The Tennis Ball Bench
Dutch designer Tejo Remy must have decided to give up tennis and sit around all day instead, so he took all the tennis balls he could find and turned them into these benches, selling the idea to the Museum Boijmans Van Beuningen in Rotterdam. Come to think of it, tennis balls are fuzzy and cushy, so if you mount them to a steel frame like Tejo did here, these might just turn out to be comfy seats. Don't try this with baseballs.
The Humanoid Robot
Japan's toy giant Tomy Chie Yamada displays the world's smallest humanoid robot "i-Sobot", 165mm in height, weighing 350g and equipped with 17 micro actuators and a gyro-sensor to perform dancing. The i-Sobot, powered by Sanyo's rechargeable Ni-NH battery "eneloop", will go on sale on 25 October of this year.

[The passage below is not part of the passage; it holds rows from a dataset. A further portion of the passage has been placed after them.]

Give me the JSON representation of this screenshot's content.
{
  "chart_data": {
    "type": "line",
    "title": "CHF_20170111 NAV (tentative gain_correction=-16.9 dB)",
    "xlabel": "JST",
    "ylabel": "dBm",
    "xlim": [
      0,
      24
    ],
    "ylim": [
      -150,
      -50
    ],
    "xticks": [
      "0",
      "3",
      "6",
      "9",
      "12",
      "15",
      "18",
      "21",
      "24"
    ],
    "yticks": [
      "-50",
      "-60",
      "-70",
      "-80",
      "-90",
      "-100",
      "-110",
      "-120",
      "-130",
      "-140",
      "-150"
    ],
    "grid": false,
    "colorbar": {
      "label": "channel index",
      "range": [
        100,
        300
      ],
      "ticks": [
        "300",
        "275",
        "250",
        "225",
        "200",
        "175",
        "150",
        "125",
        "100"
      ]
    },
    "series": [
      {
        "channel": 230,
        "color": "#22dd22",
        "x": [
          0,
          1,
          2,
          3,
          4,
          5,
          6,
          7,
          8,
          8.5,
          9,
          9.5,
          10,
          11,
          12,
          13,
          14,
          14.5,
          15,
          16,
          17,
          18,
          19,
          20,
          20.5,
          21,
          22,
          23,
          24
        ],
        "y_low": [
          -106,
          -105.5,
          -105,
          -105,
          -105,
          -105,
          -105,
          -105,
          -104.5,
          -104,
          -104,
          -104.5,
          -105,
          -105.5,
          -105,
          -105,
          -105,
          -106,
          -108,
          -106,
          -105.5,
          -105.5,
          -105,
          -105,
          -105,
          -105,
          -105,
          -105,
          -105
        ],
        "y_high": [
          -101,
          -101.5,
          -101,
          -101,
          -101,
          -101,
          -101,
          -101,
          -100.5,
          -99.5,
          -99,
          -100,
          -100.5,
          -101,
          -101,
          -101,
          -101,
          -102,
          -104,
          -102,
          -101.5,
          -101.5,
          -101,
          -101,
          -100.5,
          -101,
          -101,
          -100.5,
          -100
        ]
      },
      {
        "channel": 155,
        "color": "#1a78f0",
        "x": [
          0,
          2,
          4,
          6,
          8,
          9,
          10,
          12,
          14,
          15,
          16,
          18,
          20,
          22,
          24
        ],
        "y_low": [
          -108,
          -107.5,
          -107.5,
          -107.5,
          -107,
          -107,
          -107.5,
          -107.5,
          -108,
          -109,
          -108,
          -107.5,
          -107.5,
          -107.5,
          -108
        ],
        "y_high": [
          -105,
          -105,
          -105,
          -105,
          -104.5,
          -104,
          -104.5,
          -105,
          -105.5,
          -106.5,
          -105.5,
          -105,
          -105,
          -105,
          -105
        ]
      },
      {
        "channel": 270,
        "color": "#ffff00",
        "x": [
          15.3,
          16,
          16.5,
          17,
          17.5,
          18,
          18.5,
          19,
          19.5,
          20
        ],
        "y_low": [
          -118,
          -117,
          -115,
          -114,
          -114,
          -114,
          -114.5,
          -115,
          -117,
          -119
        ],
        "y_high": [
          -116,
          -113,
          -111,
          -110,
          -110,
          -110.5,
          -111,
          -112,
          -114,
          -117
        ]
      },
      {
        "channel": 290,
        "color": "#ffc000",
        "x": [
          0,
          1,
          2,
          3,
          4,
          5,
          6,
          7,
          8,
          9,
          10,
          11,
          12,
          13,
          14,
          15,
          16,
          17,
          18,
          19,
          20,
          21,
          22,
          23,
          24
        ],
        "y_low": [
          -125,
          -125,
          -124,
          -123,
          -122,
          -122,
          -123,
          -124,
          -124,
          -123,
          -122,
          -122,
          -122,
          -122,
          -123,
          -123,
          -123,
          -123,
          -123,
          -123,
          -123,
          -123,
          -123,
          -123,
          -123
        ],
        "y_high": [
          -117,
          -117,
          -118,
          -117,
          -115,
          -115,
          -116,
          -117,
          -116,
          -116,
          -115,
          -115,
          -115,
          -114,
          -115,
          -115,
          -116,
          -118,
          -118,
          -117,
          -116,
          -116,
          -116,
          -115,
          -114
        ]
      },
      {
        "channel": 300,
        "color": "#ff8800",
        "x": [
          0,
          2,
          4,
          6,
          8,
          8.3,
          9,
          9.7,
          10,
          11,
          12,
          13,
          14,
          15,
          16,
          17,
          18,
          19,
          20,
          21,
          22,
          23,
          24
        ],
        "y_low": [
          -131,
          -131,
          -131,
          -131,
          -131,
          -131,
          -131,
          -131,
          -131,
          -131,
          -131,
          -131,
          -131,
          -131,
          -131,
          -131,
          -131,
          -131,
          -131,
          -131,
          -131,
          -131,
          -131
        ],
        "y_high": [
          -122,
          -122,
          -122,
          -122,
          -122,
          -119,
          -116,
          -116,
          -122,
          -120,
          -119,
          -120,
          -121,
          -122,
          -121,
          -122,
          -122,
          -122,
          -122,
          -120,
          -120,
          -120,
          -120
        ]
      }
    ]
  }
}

The World's First Bug-Bot Flight
Those Harvard boys are at it again, this time creating the world's first robotic fly that actually took flight for the first time. This sophisticated machine is made of tiny laser-cut pieces of carbon fibre, parts so small they're nearly invisible and molded to outlandishly tight tolerances of within 2 micrometres. There have been other attempts at building robotic insects, but this tiny bot-bug is the size of a horsefly with a wingspan of just over an inch, and uses the same flight technique as those everyday, filthy varmints flying around your garbage can.
Its first flight reminds us a bit of the Wright Brothers' first flight, but it was even more primitive because it's not capable of being controlled yet. It just takes off on a two-wired tether that keeps it straight and level and moving in an upward trajectory. But hey, it's still flying.
Security Ring Keeps Nosy Co-Workers at Bay
Instead of always having to remember to lock your desktop when you go for a whiz at work, this Security Ring by designer Yang Hai takes care of all of that for you. You put the ring on one of your fingers, and when it gets a certain distance away from the base station (which is connected to your computer), all your programmes get locked. We've set up our machines to do the same thing with Bluetooth cellphones, but a ring is much easier to remember. This may only be a design but who knows, it may soon become a reality.